Paul Krugman Proves His Points

Krugman's got reason to be smug. He's right again.

Yes, I'm a fan of Paul Krugman and not simply because he's a liberal, a great writer, and an obviously seasoned teacher. Okay, that's mostly why I like him.

But it's also because he's so often demonstrably right about things. And here with his latest on two economic principles, crowding out and the paradox of thrift, he uses IMF data very convincingly.

The notion of crowding out is a favorite of the right because it's an argument against fiscal stimulus. The right claims that fiscal stimulus is a wash because government spending will simply "crowd out" a similar amount of private spending.


The paradox of thrift is counter-intuitive at first but a no-brainer once you look at it. In an economic downturn we all want to cut back on spending and put aside as much as we can afford for that rainy day we're currently experiencing. The public is deleveraging, or getting out of debt. If too many people do it at once it adds to the problem. As Paul says, my spending is your income and vice versa. If I stop spending, you stop earning. The economy contracts even further, and our ability to continue to save evaporates. Nobody is spending, demand falls, jobs are lost, including maybe ours. Saving is bad. Now we're unemployed and can't save anymore anyway.

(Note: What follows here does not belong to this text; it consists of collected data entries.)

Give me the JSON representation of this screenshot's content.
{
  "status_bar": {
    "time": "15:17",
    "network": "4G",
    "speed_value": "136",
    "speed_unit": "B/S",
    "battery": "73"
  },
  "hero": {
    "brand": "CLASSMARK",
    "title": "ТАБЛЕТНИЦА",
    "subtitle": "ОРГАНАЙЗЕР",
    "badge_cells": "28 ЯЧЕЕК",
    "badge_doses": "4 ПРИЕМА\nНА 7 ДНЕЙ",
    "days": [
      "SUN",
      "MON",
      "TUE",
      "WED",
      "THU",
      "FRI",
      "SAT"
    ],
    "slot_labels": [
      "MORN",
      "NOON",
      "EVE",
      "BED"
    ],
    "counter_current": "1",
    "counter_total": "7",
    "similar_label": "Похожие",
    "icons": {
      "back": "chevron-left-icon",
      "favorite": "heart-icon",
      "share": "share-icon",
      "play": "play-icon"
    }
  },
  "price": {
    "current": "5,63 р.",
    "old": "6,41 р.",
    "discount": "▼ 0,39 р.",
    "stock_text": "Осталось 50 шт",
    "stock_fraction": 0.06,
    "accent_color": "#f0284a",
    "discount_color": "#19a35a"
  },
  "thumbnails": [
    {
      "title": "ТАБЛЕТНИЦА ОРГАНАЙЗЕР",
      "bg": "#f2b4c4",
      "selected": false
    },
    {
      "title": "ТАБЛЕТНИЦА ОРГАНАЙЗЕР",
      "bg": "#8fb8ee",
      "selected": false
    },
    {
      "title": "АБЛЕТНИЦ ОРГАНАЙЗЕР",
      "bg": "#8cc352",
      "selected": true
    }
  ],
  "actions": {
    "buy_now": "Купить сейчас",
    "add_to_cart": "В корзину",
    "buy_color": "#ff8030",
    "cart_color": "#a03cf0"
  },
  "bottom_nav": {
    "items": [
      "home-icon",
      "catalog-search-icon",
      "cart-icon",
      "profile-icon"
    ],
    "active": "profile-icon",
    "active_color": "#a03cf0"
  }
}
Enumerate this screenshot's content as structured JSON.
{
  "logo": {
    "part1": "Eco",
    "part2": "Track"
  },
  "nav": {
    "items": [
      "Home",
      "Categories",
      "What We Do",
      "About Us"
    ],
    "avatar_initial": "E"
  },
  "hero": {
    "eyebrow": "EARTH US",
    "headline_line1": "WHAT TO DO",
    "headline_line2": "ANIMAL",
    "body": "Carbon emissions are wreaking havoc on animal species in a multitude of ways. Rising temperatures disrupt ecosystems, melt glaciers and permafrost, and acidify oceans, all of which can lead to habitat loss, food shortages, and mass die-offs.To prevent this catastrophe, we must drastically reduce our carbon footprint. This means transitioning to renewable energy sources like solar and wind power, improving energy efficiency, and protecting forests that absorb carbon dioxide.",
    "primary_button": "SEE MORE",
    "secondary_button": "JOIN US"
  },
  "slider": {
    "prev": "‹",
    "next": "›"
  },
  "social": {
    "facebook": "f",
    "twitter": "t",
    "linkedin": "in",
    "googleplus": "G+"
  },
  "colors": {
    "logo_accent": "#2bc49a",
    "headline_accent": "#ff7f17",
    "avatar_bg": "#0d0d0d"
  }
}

So the cure is the disease, and we're screwing ourselves. Hard to break out of a recession that way. The right, once again, likes to say that an economy is like a household and when you're in trouble, stop spending. Deficits will crush you!

That may be true for households, which can suffer tremendously if people overspend their budgets by going into debt. Cars get repossessed and homes get foreclosed on. 2008 anyone?

But the herd acting across an economy will sink itself by overcutting spending. That's the paradox of thrift. It's real and can be devastating. A modest downturn can because a depression if too much money is pulled out of the economy.

Keynesian economics advises the government to take up the slack by increasing spending during downturns, in part to counter the paradox of thrift.

The right says NO! Austerity! Crowding out! But they're wrong, and Krugman's got the goods on that.